第75章(1 / 3)

投票推荐 加入书签 留言反馈

  两人手染鲜血,必须付出代价,可他们又错在什么地方?来日冤魂下了地府,自诉罪状,又要从何写起?
  “他不会死,我保证。”阎止道,“但我把送给他的四个字,如今也说给你听——”
  “——魏将军,好自为之。”
  夜风席卷过平原,阴云在天边一层一层地堆积起来,将明朗的月色也遮住了。
  一队人马伏在陪都外的密林里,张贺领在前面去。据他所知,魏峰已经将令牌拿到了手,萧临彻心怀怨恨,就等这一根救命稻草,出城是迟早的事。
  微风从张贺的发间吹过。平原上的野草跟着晃动,城池模糊的轮廓似乎动了一动。他眯起眼睛仔细看去,士兵报信的声音在身后同时响起。
  “大人,城门开了。”
  夜幕之下,城门悄悄地打开一道窄缝,一架马车从中匆匆驶出,经过城门外平坦的小径,转眼就到了密林前。
  张贺毫不犹豫地下了马,矮身伏在草丛中。他只露出一双眼睛,觑着马车越来越近。
  车轮轧过野草,碾在碎石上发出一两声轻响,在黑暗中幽微诡秘。张贺手指一垂,突然发令,箭镞立刻破空而出,嗖嗖几声扎在马车前。

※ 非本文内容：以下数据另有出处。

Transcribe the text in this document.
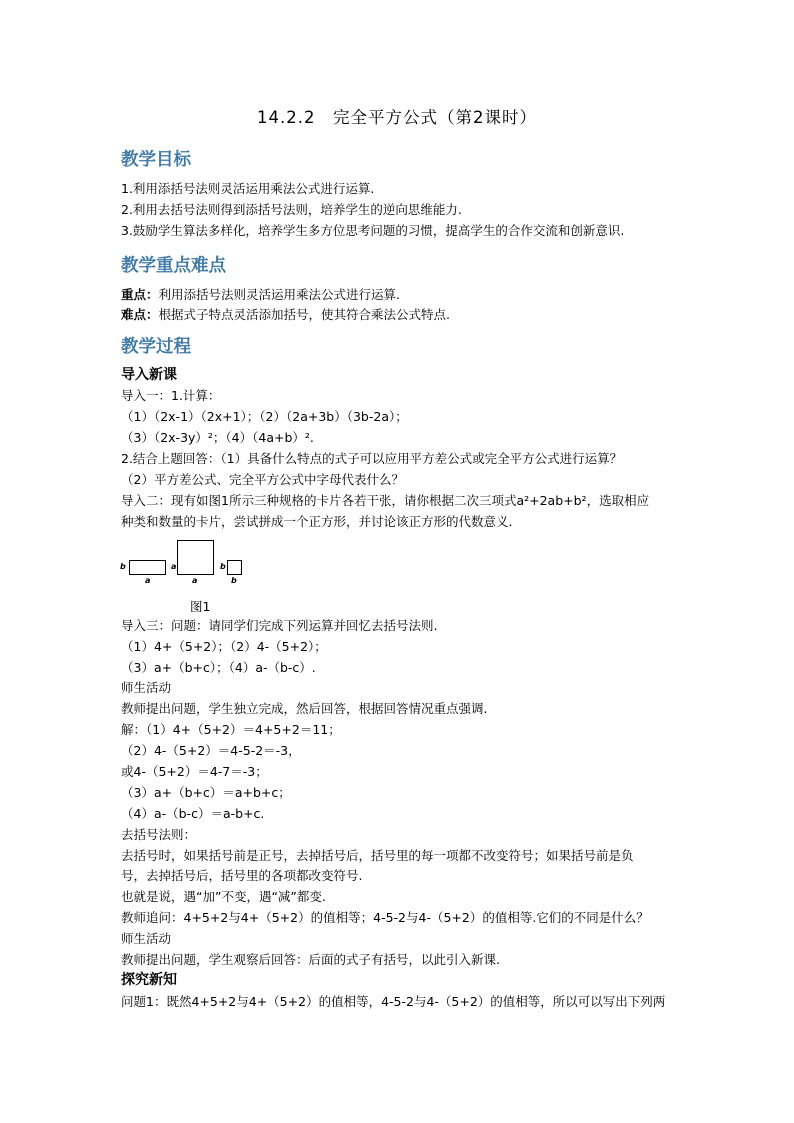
14.2.2　完全平方公式（第2课时）
教学目标
1.利用添括号法则灵活运用乘法公式进行运算.
2.利用去括号法则得到添括号法则，培养学生的逆向思维能力.
3.鼓励学生算法多样化，培养学生多方位思考问题的习惯，提高学生的合作交流和创新意识.
教学重点难点
重点：利用添括号法则灵活运用乘法公式进行运算.
难点：根据式子特点灵活添加括号，使其符合乘法公式特点.
教学过程
导入新课
导入一：1.计算：
（1）（2x-1）（2x+1）；（2）（2a+3b）（3b-2a）；
（3）（2x-3y）²；（4）（4a+b）².
2.结合上题回答：（1）具备什么特点的式子可以应用平方差公式或完全平方公式进行运算？
（2）平方差公式、完全平方公式中字母代表什么？
导入二：现有如图1所示三种规格的卡片各若干张，请你根据二次三项式a²+2ab+b²，选取相应
种类和数量的卡片，尝试拼成一个正方形，并讨论该正方形的代数意义.
b
a
a
a
b
b
图1
导入三：问题：请同学们完成下列运算并回忆去括号法则.
（1）4+（5+2）；（2）4-（5+2）；
（3）a+（b+c）；（4）a-（b-c）.
师生活动
教师提出问题，学生独立完成，然后回答，根据回答情况重点强调.
解：（1）4+（5+2）＝4+5+2＝11；
（2）4-（5+2）＝4-5-2＝-3，
或4-（5+2）＝4-7＝-3；
（3）a+（b+c）＝a+b+c；
（4）a-（b-c）＝a-b+c.
去括号法则：
去括号时，如果括号前是正号，去掉括号后，括号里的每一项都不改变符号；如果括号前是负
号，去掉括号后，括号里的各项都改变符号.
也就是说，遇“加”不变，遇“减”都变.
教师追问：4+5+2与4+（5+2）的值相等；4-5-2与4-（5+2）的值相等.它们的不同是什么？
师生活动
教师提出问题，学生观察后回答：后面的式子有括号，以此引入新课.
探究新知
问题1：既然4+5+2与4+（5+2）的值相等，4-5-2与4-（5+2）的值相等，所以可以写出下列两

  林中发出一声长长的嘶鸣,马车被拦停在半路。张贺绕着车走了一圈,青色的车帘静静地垂着,如同对外面的风波毫无反应。
  张贺问道:“车上是什么人?”
  马车夫带着一顶宽沿草帽,将整张脸完全遮住。他听张贺发问,似乎轻轻笑了一声,却突然将手中的马鞭咔的一声折断,凌空抛出。
  张贺下意识地跟着抬起头。就在他昂起脖颈的同时,马车周围的侍卫却突然拔刀发难。这几人的功夫极好,一时竟将队伍冲得四下散开,交戈声不绝于耳。
  张贺连退几步,被侍卫护着躲在一棵树后,又扭头去看。林中昏暗模糊,他什么也看不清楚,隐约见不远处有座马车孤零零地停着。他靠在树后等了半刻,听得几个侍卫的攻势越来越弱,不多时便再无声息了。
  他从树后走出,地上横七竖八地斜着几具尸体,林中又安静了下来。
  “大人,”士兵将几块腰牌呈在他面前,“是三殿下的护卫,均已伏诛。”
  张贺冷哼了一声,攥着腰牌大步向马车走去。他在马车前顿了半刻,而后一剑将车帘割了下来,隐约可见车里坐着一个人。
  “三殿下,请吧。”张贺道。
  车厢里却没有回应。张贺皱着眉向里看去,却看见一张再熟悉不过的脸,在黑暗中向他咧开了嘴。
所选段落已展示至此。